# XP filstar canister action shots?



## sarah1031 (Jun 30, 2006)

Can anyone show me a picture of their filstar XP canister fully assembled and in the tank? 
Thanx,
-Sarah


----------



## flamingo (Nov 5, 2005)

Lol, I would but I can't find my camera .


----------



## sarah1031 (Jun 30, 2006)

aww...its ok. I hope you find it. Anyone else out there?


----------



## Guest (Aug 29, 2006)

I have a few pictures...not sure how much they will help though 

cannister








tubing (its not really that brown)








the blue thing is the intake....the black thing further away in the attachment to the spraybar









I took a picture of the spraybar, but it didn't turn out good.

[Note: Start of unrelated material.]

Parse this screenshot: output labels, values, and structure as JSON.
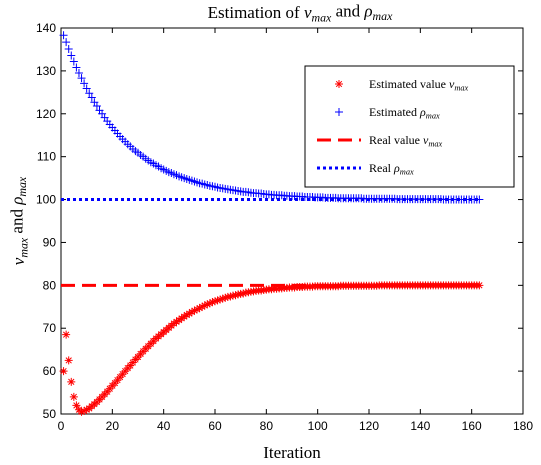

Is that what you are looking for?


----------



## sarah1031 (Jun 30, 2006)

yes, thank you! 
I also wanted to know what the intake inside the tank looks like because I'm kinda worried about if it could suck up any of my smaller animals in my tank.. tha doesnt really need a picture.. a description wqould be great
Thank you.
-Sarah


----------



## highliner (Jul 2, 2006)

I've seen people put a sponge over the intake tube to keep from sucking up anything that shouldn't be sucked up, like fry...most of the fish in the tank w/my xp3 are big enough that it's not an issue. I have one on a small HOB in my fry tank and I suppose it works fine...it originally came off a powerhead sponge filter, but I've heard of people using media bags, even the foam sleeves for Whisper cartridges...put it on there with a rubber band and you're good to go.


----------



## sarah1031 (Jun 30, 2006)

alright, thanxx


----------



## flamingo (Nov 5, 2005)

The intake on the filstars usually don't have the greatest suction and the "grating" or whatever you call it, the thing over the tube, isn't spaced very far apart so most things can't get sucked up it. I had a baby (very skinny when first bought) green scat get stuck to it once and die while I was away, but that was about it. This was on a xp1 btw.


----------



## Guest (Aug 29, 2006)

I have a sponge over my intake so that plant leaves won't get sucked into the filter and rot. My fish are big enough not to get sucked up by it.

You can get small sponges, made for Aquaclear filters from Big Als.com. Just go to their brand media...they are like $0.50. I just hollowed out the middle.


----------



## sarah1031 (Jun 30, 2006)

Alright, thank you.


----------